Using latent variable modeling and multiple imputation to calibrate rater bias in diagnosis assessment

We present an approach that uses latent variable modeling and multiple imputation to correct rater bias when one group of raters tends to be more lenient in assigning a diagnosis than another. Our method assumes that there exists an unobserved moderate category of patient who is assigned a positive diagnosis by one type of rater and a negative diagnosis by the other type. We present a Bayesian random effects censored ordinal probit model that allows us to calibrate the diagnoses across rater types by identifying and multiply imputing 'case' or 'non-case' status for patients in the moderate category. A Markov chain Monte Carlo algorithm is presented to estimate the posterior distribution of the model parameters and generate multiple imputations.

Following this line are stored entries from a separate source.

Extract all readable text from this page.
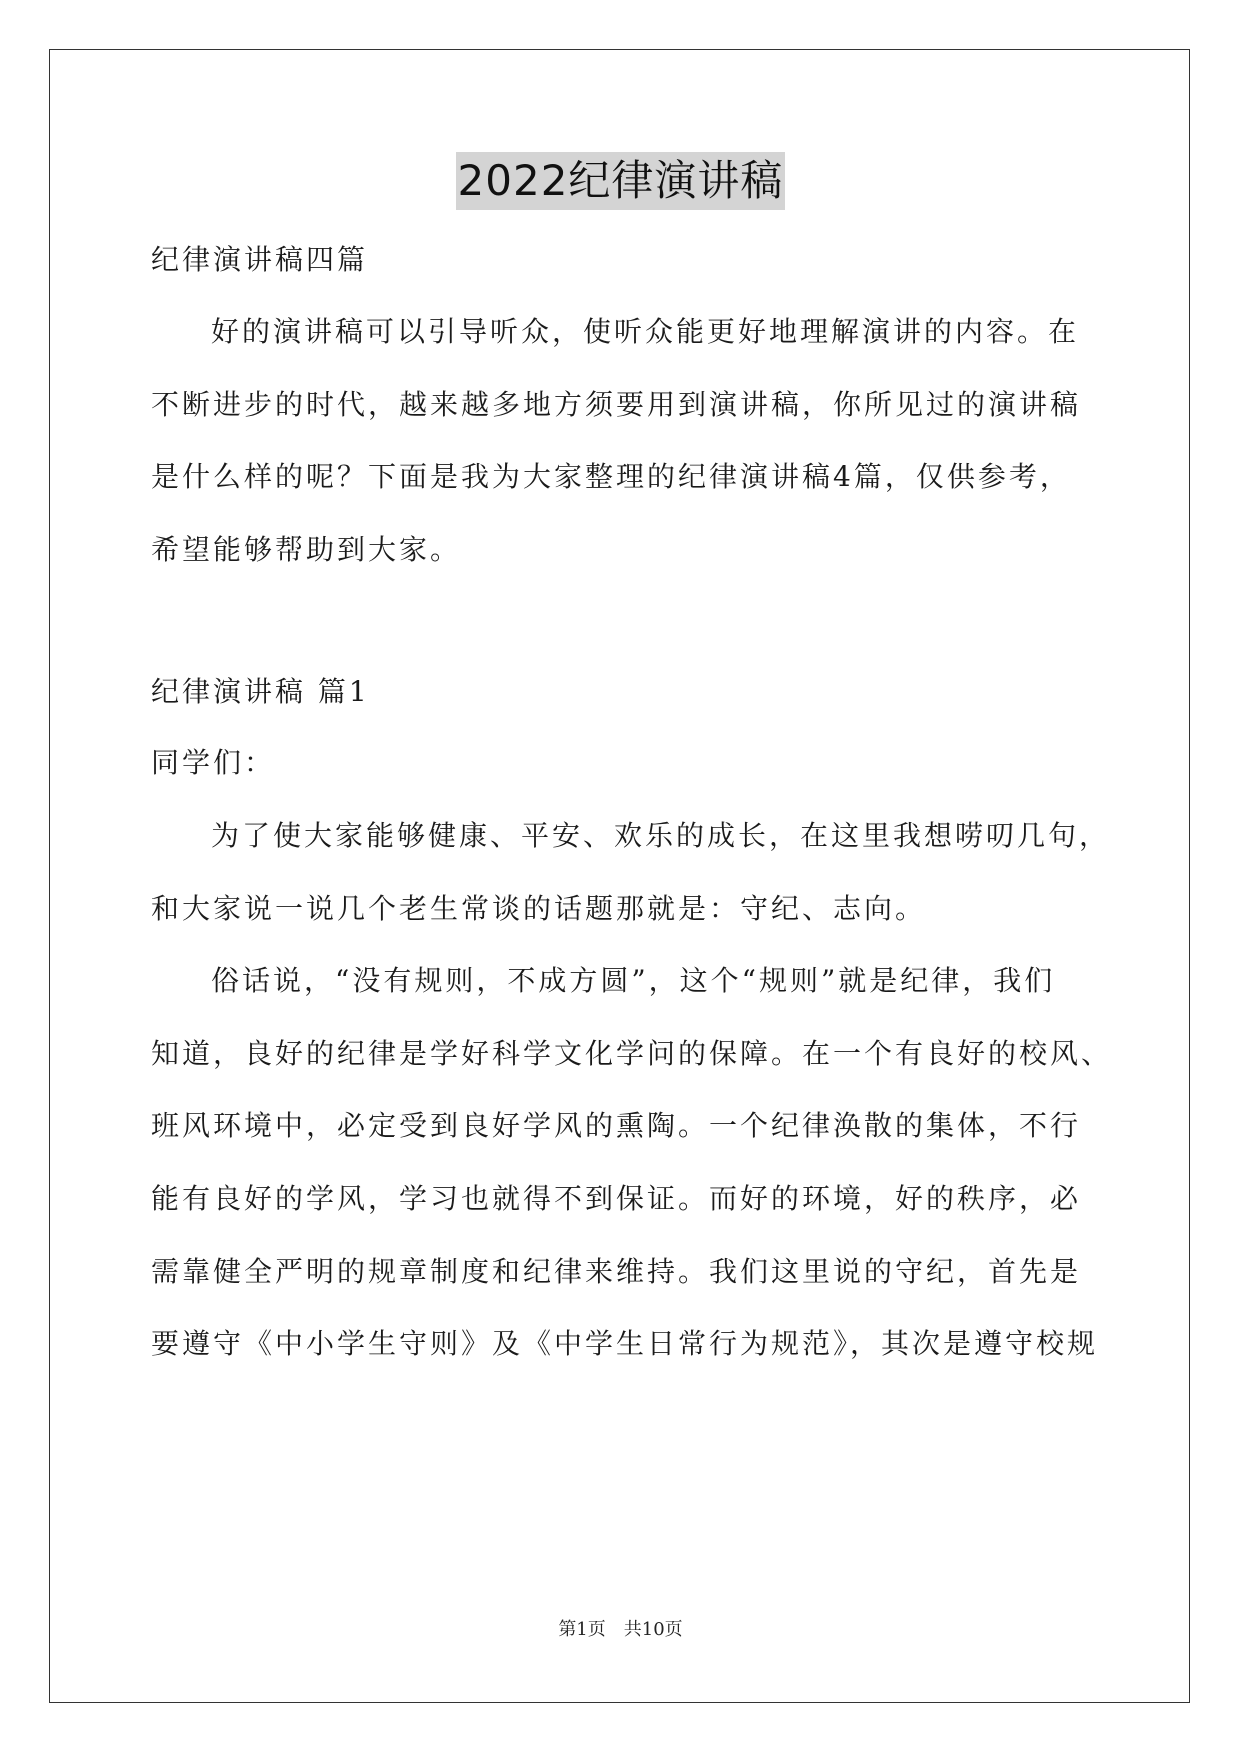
2022纪律演讲稿
纪律演讲稿四篇
好的演讲稿可以引导听众，使听众能更好地理解演讲的内容。在
不断进步的时代，越来越多地方须要用到演讲稿，你所见过的演讲稿
是什么样的呢？下面是我为大家整理的纪律演讲稿4篇，仅供参考，
希望能够帮助到大家。
纪律演讲稿 篇1
同学们：
为了使大家能够健康、平安、欢乐的成长，在这里我想唠叨几句，
和大家说一说几个老生常谈的话题那就是：守纪、志向。
俗话说，“没有规则，不成方圆”，这个“规则”就是纪律，我们
知道，良好的纪律是学好科学文化学问的保障。在一个有良好的校风、
班风环境中，必定受到良好学风的熏陶。一个纪律涣散的集体，不行
能有良好的学风，学习也就得不到保证。而好的环境，好的秩序，必
需靠健全严明的规章制度和纪律来维持。我们这里说的守纪，首先是
要遵守《中小学生守则》及《中学生日常行为规范》，其次是遵守校规
第1页　共10页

Our method enables the calibrated diagnosis variable to be used in subsequent analyses while also preserving uncertainty in true diagnosis. We apply our model to diagnoses of posttraumatic stress disorder (PTSD) from a depression study where nurse practitioners were twice as likely as clinical psychologists to diagnose PTSD despite the fact that participants were randomly assigned to either a nurse or a psychologist. Our model appears to balance PTSD rates across raters, provides a good fit to the data, and preserves between-rater variability. After calibrating the diagnoses of PTSD across rater types, we perform an analysis looking at the effects of comorbid PTSD on changes in depression scores over time. Results are compared with an analysis that uses the original diagnoses and show that calibrating the PTSD diagnoses can yield different inferences.